Club Native opens with shots of different people reflecting on and responding to the question, “What does it mean to be Mohawk?” The film discusses the lingering effects of blood quantum ideology, a product of the sexist Indian Act – a policy which until 1985 denied native women and their children native status if they married a non-native, while allowing men to retain status for themselves and grant it to their family.
While the federal government’s policy now permits both men and women to preserve their status regardless of whom they marry, the residue of past legislation remains in native communities. The film focuses on the Kahnawake band, which denies membership to both men and women who marry out of the community. Interspersed with the four main storylines are interviews with several Kahnawake residents, on the topic of belonging and the consequences of marrying outside of the community.
At the screening at McGill earlier this month, filmmaker Tracey Deer joined cast members Waneek Horn-Miller – also the director of McGill’s First People’s House – and her husband, Keith Morgan, to answer questions from the audience. Horn-Miller, an Olympian and an icon of the Oka Crisis in 1990, faced scrutiny from her community after marrying a non-native. Here, a member of the audience reports on the panel’s responses.
How was the film received by the community of Kahnawake, and how does the community agree with and respond to the vision of the film?
Tracey Deer: There was poor attendance and overall apathy. Discussion was minimal. I think, on the whole, the community doesn’t want to think about this. I think there is so much fear in our community of becoming a target for scrutiny by your own lineage.
As a filmmaker, how was it different working on a project within your own community? How was it putting together these stories, that are from people in your community, without feeling that you were distorting their message?
TD: This isn’t the first film I made about my community; the first film was Mohawk Girls. It was crazy. I thought it would be so easy, that it would be a breeze. Actually, I think it was the hardest film I’ve ever made. I was afraid about who would be upset because I made it – about my parents’ reaction, and the repercussions for those I love if people didn’t like my film.
In Mohawk Girls, we looked at sexual abuse and alcoholism. This wasn’t a glorious portrait of my great community. But I feel these are issues we need to talk about in order to get to a better place. Making Club Native, I didn’t have any fear for myself, because I think this is greater than me. But I did fear for the people in the film and that was crippling for me at some points….
What did you hope to achieve with the making of Club Native?

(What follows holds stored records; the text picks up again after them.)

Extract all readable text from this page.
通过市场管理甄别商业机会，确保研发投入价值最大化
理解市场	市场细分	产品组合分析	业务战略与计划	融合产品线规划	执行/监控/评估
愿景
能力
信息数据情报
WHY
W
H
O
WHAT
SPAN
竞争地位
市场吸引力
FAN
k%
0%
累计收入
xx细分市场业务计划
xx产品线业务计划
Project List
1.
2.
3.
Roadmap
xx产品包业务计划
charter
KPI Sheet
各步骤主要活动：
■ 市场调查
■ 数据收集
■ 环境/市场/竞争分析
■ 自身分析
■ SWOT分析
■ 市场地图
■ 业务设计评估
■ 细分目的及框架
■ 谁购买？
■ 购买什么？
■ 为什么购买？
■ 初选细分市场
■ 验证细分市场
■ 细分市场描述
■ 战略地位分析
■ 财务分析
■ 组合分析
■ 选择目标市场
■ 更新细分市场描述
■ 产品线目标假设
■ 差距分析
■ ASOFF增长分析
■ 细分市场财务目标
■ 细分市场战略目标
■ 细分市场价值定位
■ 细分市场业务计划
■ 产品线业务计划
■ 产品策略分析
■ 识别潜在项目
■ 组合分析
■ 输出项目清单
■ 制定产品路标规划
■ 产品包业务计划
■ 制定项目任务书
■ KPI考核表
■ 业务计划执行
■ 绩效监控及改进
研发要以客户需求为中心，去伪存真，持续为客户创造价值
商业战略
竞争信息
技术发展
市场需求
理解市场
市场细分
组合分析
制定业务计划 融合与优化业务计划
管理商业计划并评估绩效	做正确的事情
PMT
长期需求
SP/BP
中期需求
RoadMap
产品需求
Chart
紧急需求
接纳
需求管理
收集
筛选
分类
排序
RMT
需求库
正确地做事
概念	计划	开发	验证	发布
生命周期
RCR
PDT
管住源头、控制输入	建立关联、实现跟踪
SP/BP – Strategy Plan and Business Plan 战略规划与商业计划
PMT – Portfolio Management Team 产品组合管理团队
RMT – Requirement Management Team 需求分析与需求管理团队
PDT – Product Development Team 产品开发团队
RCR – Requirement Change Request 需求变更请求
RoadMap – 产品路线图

TD: Well I want it to spark reflection, thought, and conversation in our communities. [People think that] as long as we find the right blood quantum and have our kids with the right amount of [native] blood, then we don’t have to think about anything else: we’re “surviving.”
I feel that if we continue on this path, we may have native people with the right amount of blood in them, but what are we going to have in terms of culture, language, and pride to hang on to? I feel we are really at a crossroads right now, and I am hoping that this film brings up these questions, gets people talking, and hopefully opens up their hearts.

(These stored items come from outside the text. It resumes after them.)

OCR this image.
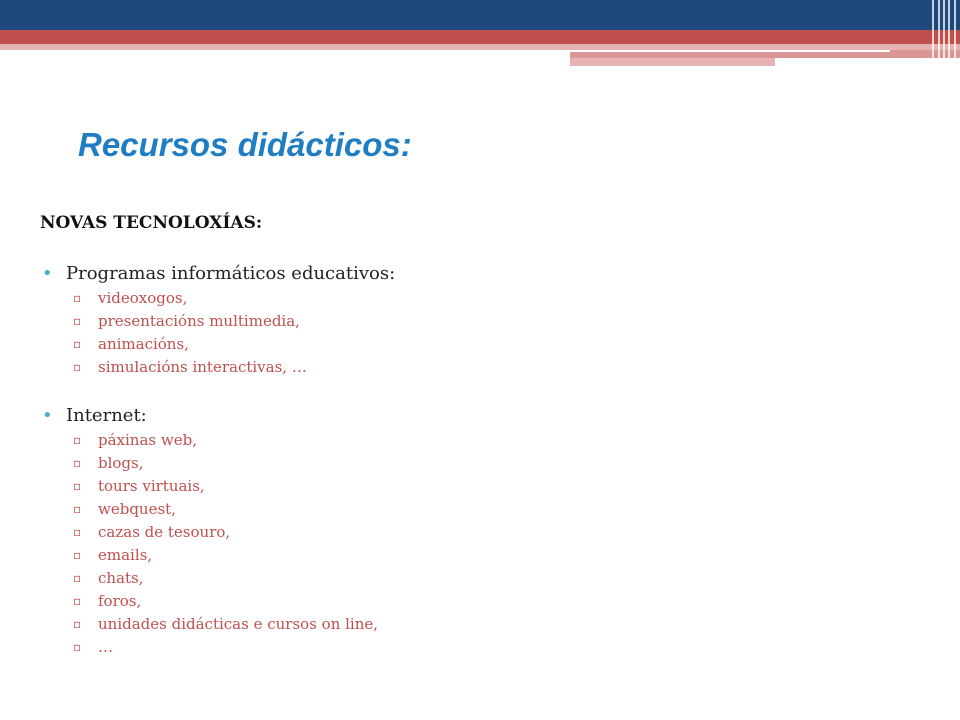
Recursos didácticos:

NOVAS TECNOLOXÍAS:

• Programas informáticos educativos:
▫ videoxogos,
▫ presentacións multimedia,
▫ animacións,
▫ simulacións interactivas, …
• Internet:
▫ páxinas web,
▫ blogs,
▫ tours virtuais,
▫ webquest,
▫ cazas de tesouro,
▫ emails,
▫ chats,
▫ foros,
▫ unidades didácticas e cursos on line,
▫ …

Waneek Horn-Miller: Our communities – Kahnawake is not the only one – are so focused on this idea of purity and image. We need to start thinking about community building. Our leaders…are stuck with this mentality that they should be like [they were]…hundreds of years ago when we were all really dark and really “native.”
[It’s] a terrible thing to tell a young woman: “You know what? Just marry the right colour. It doesn’t matter how he treats you or what he’s like.” I think we should ask: “what is he willing to do for his community? How is he going to treat you? Is he willing to learn your culture?” Those should be the questions, not “Marry out, get out,” which is [the case] right now.